- Dates: Saturday, July 11, 2026
- Locations: Parkway Field Pleasantville, Westchester County, New York, United States
- Years active: 2005—present
- Founder: Jim Zimmerman
- Website: pleasantvillemusicfestival.com

= Pleasantville Music Festival =

Festival in Pleasantville, NY

The Pleasantville Music Festival is a single-day music festival held annually at Parkway Field in Pleasantville, New York.

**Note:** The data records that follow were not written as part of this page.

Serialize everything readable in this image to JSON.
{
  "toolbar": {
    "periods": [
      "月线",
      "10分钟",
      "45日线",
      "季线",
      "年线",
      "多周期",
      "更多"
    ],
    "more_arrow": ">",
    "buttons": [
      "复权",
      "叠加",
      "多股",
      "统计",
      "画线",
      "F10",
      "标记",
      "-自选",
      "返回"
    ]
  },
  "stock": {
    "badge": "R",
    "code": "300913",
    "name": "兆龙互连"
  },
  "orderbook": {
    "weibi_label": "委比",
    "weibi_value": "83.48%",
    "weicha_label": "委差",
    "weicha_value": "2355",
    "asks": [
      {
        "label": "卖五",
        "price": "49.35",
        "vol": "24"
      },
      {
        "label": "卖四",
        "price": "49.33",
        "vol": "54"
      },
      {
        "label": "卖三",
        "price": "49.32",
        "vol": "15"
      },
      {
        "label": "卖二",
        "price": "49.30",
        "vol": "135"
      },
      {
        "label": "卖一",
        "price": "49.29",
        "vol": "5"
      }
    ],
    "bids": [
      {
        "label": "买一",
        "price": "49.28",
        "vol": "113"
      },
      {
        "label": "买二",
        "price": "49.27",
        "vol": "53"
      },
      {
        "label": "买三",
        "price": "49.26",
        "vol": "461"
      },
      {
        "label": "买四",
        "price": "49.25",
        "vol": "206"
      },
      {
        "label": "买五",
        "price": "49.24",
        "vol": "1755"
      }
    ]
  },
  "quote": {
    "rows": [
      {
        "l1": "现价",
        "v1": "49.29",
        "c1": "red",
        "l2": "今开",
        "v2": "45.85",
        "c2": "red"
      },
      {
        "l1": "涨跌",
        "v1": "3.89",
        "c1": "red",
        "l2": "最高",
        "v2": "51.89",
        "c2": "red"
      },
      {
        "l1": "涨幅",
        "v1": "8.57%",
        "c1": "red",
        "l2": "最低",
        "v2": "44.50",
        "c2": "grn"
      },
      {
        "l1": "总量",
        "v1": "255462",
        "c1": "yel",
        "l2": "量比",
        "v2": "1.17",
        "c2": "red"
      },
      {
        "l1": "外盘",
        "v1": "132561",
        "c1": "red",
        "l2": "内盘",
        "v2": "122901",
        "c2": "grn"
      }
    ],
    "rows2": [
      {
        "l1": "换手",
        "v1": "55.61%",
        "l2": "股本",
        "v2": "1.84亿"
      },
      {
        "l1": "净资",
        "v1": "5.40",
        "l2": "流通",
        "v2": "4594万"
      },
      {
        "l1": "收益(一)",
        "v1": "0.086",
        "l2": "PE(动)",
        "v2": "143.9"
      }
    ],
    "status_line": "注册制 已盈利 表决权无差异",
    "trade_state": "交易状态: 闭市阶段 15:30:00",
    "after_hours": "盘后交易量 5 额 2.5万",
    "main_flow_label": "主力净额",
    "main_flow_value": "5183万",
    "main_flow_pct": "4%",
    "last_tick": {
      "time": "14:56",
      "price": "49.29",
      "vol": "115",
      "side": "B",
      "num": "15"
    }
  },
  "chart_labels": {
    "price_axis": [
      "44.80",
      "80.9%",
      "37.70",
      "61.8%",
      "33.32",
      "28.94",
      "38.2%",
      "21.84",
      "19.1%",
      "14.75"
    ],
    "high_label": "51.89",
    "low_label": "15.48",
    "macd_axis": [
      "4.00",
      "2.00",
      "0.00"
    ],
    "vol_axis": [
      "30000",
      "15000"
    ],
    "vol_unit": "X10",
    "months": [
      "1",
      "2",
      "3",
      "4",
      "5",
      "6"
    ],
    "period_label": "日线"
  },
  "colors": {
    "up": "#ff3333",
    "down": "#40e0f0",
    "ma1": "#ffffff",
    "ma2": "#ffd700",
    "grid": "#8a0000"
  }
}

Some of the many acts who have performed at the Pleasantville Music Festival include: Dawes, Blues Traveler, Living Colour, The Revivalists, X Ambassadors, Big Head Todd & the Monsters, Jakob Dylan, Joan Osborne, Marc Cohn, Better Than Ezra, The Record Company, The Wailers, They Might Be Giants, Sophie B. Hawkins, Everclear, Soul Asylum, Aimee Mann, Matthew Sweet, Suzanne Vega, Robert Randolph, Jessica Lynn, Crash Test Dummies, Black Joe Lewis & the Honeybears, Paula Cole, Ripe, Guster, KT Tunstall, The Smithereens, Gin Blossoms, G Love & Special Sauce, Fastball, the English Beat, The Allman Betts Band, August Ponthier, Rainbow Kitten Surprise, Jill Sobule, and Roger McGuinn. These major acts perform alongside up-and-coming regional acts and small local bands from around the tri-state area.